The cavity of the inner nose is small, and the proximity of the inlet openings facilitates easy “transfer” of inflammation, therefore combinations of sinusitis and frontal sinusitis, ethmoiditis and sphenoiditis are common. Local anatomical features predispose to the development of sinusitis, for example, a deviated nasal septum more easily contributes to blockage of the anastomosis.

Similarly, inflammation of the sinuses and sinusitis are promoted by the growth of mucous membranes - polyps or hypertrophy - an increase in the nasal turbinates. In addition, local immunity disorders and allergic edema help inflammation.

The material was prepared by a cardiologist, geriatrician, therapist, professor, Honored Doctor of the Russian Federation, Doctor of Medical Sciences at the international clinic Medica24 Yuri Evstafievich Serebryansky.
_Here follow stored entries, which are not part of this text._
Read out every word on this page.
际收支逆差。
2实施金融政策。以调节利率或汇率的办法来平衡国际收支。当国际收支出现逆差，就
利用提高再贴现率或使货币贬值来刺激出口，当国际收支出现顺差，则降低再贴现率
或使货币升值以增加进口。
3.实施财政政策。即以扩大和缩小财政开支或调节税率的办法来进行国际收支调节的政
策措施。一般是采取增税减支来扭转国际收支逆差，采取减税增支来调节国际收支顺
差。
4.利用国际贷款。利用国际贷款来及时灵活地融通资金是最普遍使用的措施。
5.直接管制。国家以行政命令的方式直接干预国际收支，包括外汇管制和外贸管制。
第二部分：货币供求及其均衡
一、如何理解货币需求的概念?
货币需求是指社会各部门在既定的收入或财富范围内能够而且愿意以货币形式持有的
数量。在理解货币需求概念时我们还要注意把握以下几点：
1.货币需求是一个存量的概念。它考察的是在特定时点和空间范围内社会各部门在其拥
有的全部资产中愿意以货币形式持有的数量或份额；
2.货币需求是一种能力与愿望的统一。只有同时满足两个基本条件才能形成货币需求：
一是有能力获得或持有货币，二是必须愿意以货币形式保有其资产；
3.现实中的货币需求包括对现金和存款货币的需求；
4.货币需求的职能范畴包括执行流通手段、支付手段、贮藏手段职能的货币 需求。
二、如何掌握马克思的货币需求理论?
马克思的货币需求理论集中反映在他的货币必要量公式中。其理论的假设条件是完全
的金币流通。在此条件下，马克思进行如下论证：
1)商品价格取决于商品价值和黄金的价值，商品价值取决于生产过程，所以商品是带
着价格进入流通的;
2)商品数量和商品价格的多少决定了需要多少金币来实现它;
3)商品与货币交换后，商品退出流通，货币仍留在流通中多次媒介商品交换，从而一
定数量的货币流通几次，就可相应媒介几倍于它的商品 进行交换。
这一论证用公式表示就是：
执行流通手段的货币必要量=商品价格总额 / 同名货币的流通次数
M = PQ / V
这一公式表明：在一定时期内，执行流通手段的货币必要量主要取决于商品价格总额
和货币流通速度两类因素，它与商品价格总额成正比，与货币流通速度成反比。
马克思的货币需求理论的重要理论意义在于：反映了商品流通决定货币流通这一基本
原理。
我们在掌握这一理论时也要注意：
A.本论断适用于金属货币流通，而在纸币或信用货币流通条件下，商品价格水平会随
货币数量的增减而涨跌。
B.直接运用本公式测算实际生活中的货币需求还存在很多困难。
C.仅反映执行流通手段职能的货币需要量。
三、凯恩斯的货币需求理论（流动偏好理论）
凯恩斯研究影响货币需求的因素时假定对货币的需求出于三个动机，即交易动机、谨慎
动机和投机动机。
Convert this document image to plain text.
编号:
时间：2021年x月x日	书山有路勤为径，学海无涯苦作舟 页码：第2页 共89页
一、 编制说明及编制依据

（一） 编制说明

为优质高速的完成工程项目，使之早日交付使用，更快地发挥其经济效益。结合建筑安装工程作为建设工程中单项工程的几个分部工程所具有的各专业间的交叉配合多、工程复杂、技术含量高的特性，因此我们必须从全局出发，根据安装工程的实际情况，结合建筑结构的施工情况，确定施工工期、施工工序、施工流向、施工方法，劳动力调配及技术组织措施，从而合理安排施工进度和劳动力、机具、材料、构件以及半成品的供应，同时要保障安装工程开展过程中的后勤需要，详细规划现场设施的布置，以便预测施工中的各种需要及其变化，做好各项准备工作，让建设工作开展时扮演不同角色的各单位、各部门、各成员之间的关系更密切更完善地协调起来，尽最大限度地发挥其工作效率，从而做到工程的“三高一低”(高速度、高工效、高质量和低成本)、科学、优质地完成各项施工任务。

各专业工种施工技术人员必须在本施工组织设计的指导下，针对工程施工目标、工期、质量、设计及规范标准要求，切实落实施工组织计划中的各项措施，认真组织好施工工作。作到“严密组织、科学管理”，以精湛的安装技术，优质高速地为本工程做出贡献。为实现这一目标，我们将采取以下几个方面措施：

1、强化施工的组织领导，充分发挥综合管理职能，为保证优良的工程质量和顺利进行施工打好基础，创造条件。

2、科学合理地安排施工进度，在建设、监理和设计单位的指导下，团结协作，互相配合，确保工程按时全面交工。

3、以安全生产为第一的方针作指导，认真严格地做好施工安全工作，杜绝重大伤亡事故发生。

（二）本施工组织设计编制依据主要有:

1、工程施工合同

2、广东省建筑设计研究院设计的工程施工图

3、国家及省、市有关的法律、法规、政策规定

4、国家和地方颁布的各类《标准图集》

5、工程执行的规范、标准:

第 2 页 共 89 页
Treatment of chronic rhinosinusitis

The goal of treatment is to reduce the number of exacerbations of sinusitis and reduce or disappear the symptoms of the disease. The main therapy is aimed at improving the drainage of the paranasal sinuses, as well as improving the functioning of the local immunity of the mucous membranes. To do this, it is necessary to eliminate the blockage of the sinus-nasal anastomosis, reduce the viscosity of the mucous secretion, and carry out immunotherapy. Sometimes surgery is required to clear the sinuses.

Drug therapy

The first stage of treatment for chronic rhinosinusitis is conservative therapy.

It includes:

  • Regular cleansing of the nasal cavity and sinuses with isotonic sodium chloride solution (sterile saline solution).
  • Nasal topical corticosteroids. These are nasal sprays that help reduce inflammation and swelling in the area of ​​sinus anastomosis and improve drainage (mometasone, fluticasone, beclomethasone).
  • Inhalation administration of a solution of antibiotics, corticosteroids, mucolytics into the sinuses. The use of sinus inhalers (Pari inhalers) allows medications to be administered precisely into the sinuses.
  • Systemic administration of corticosteroids gives a strong anti-edematous, anti-inflammatory effect, reduces nasal polyps, improves drainage, but has serious side effects with long-term use of the drugs.
  • Local and systemic use of antibacterial and antifungal agents. The use of antimicrobial agents for infectious chronic rhinosinusitis allows one to cope with exacerbation of the disease.
  • Immunotherapy - Your allergist-immunologist may add immune-boosting or allergy-regulating medications to your sinusitis treatment.

Surgery

With low effectiveness of conservative therapy, surgical treatment of chronic rhinosinusitis is indicated. It is aimed at eliminating the mechanical obstacle to sinus drainage (enlarged turbinate, deformed nasal septum, anatomical narrowing of the sinus anastomosis area, polyp in the anastomosis area, etc.), as well as cleansing the sinuses of foreign inclusions (fungal bodies, tooth roots, filling material, material for sinus lifting), cysts, polyps.

Endoscopic sinus surgery

For this procedure, the doctor uses an optical system consisting of a thin tube with magnifying lenses and a camera that transfers the image to a screen. Good visualization of the operated area, the ability to change the viewing angle ensures delicate and safe removal of obstacles at the exit from the sinus, and also allows you to clear it of foreign inclusions.

The surgical treatment performed only creates conditions for improving drainage and cleaning, so it is necessary to continue postoperative treatment to achieve a lasting effect.